By Donna Lieberman and Katharine Bodde

As the 45th anniversary of Roe v. Wade approaches later this month, the landmark Supreme Court ruling is in serious danger. And so are our rights in New York.
 
President Donald Trump and the GOP-controlled Senate have stacked the nation's highest court with an anti-Roe majority, and lawsuits are in the pipeline to allow the Supreme Court to overturn Roe. If the ruling is overturned, the right of a pregnant woman to make life-altering decisions will depend on what state she lives in.
 
Many New Yorkers wrongly assume abortion rights are well protected here in New York.
 
New York was once at the vanguard of reproductive rights — in 1970, when it became the second state to legalize abortion. But our state law does not meet the constitutional standard of Roe, and New York's abortion law has four critical flaws.
 
First, while the practice of medicine is generally regulated in the public health and education law, New York regulates abortion in its criminal code. It's time to treat abortion as what it is: health care, not a criminal enterprise.
 
Second, our state law falls short of the protections of Roe. A woman in New York should be able to get needed care throughout pregnancy. But because of New York's law, women may be forced to bear the serious risks of continuing a non-viable later pregnancy or a later pregnancy that threatens their health.
 
Third, our abortion law doesn't protect us against an array of onerous, harmful regulations that abortion opponents use to prevent women from accessing safe abortions.
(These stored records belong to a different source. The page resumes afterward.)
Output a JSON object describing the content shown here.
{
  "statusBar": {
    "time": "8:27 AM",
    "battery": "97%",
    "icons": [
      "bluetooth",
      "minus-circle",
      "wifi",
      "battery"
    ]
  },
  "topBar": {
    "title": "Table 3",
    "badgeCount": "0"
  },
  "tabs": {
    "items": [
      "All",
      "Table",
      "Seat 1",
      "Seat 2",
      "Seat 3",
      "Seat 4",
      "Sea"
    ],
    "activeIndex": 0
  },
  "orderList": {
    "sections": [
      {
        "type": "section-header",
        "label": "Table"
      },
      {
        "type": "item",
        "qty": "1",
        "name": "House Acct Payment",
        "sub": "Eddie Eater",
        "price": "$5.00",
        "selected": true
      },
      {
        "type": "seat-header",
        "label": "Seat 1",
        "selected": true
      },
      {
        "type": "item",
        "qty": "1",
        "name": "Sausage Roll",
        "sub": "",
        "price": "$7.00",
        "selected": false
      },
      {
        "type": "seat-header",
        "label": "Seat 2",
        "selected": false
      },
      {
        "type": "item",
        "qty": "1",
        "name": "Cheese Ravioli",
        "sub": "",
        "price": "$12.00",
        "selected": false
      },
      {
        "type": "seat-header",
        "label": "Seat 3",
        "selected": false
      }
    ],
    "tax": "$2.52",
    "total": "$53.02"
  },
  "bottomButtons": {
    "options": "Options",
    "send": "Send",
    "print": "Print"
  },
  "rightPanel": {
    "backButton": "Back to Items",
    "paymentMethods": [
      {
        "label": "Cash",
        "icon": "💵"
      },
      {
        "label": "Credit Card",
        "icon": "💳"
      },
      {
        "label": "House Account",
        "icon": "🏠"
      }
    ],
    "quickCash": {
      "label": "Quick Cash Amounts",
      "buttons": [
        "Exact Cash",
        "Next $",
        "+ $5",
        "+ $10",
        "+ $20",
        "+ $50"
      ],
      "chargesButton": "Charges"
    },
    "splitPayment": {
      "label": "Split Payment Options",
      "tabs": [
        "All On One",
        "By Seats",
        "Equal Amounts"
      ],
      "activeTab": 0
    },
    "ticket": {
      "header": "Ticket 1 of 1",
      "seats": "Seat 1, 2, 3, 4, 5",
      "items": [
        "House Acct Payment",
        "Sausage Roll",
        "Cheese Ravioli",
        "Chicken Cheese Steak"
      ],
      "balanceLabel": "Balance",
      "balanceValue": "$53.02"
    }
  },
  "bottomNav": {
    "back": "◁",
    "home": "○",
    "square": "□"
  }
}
There are archaic New York state statues and local ordinances on the books currently superseded by Roe that might be resurrected if Roe is overturned — for example, a medically unjustified and prohibitively expensive requirement that a woman be hospitalized to have an abortion after 12 weeks.
 
And when New York's law passed in 1970, the practice of medicine was limited to doctors. Almost 50 years later, the medical field has changed dramatically. Yet state law discourages qualified medical professionals, like nurse practitioners and physician assistants, from providing early abortion care — even though it's safer than a shot of penicillin.
 
Allowing trained medical professionals to provide early abortion care makes it safer and more accessible, especially for low-income women, women of color, and women who live in areas of our state with limited access to medical professionals.
 
The New York Civil Liberties Union has heard from many women who couldn't get abortion care in New York and whose health was put at risk. They include a woman whose pregnancy was making her cancer worse, and a woman who had to spend $25,000 travelling out of state for an abortion even though her fetus was not viable.
 
There are countless more stories, and they will become more common unless lawmakers take urgent action.
 
Living as we do in a political environment where rights we thought were immutable are now suddenly all too vulnerable, the Legislature must move quickly to address the huge flaws in our law and pass the Reproductive Health Act.
 
New York's laws must ensure that patients — not politicians — are able to make the informed health care decisions that are best for themselves and their families.
 
We owe it to all New Yorkers, and to women nationwide, to once again be a national leader in abortion access.
 
In a speech last month outlining his priorities for the first 100 days of this year's state legislative session, Gov. Andrew Cuomo called for passage of the Reproductive Health Act, which has languished for years in the state Senate.
 
The November historic elections were a mandate for change. With new leadership in Albany, the Reproductive Health Act now has its first real shot.
 
We need a law that will stand the test of time — one that is unapologetic and up to the task.
 
Women and their families deserve no less.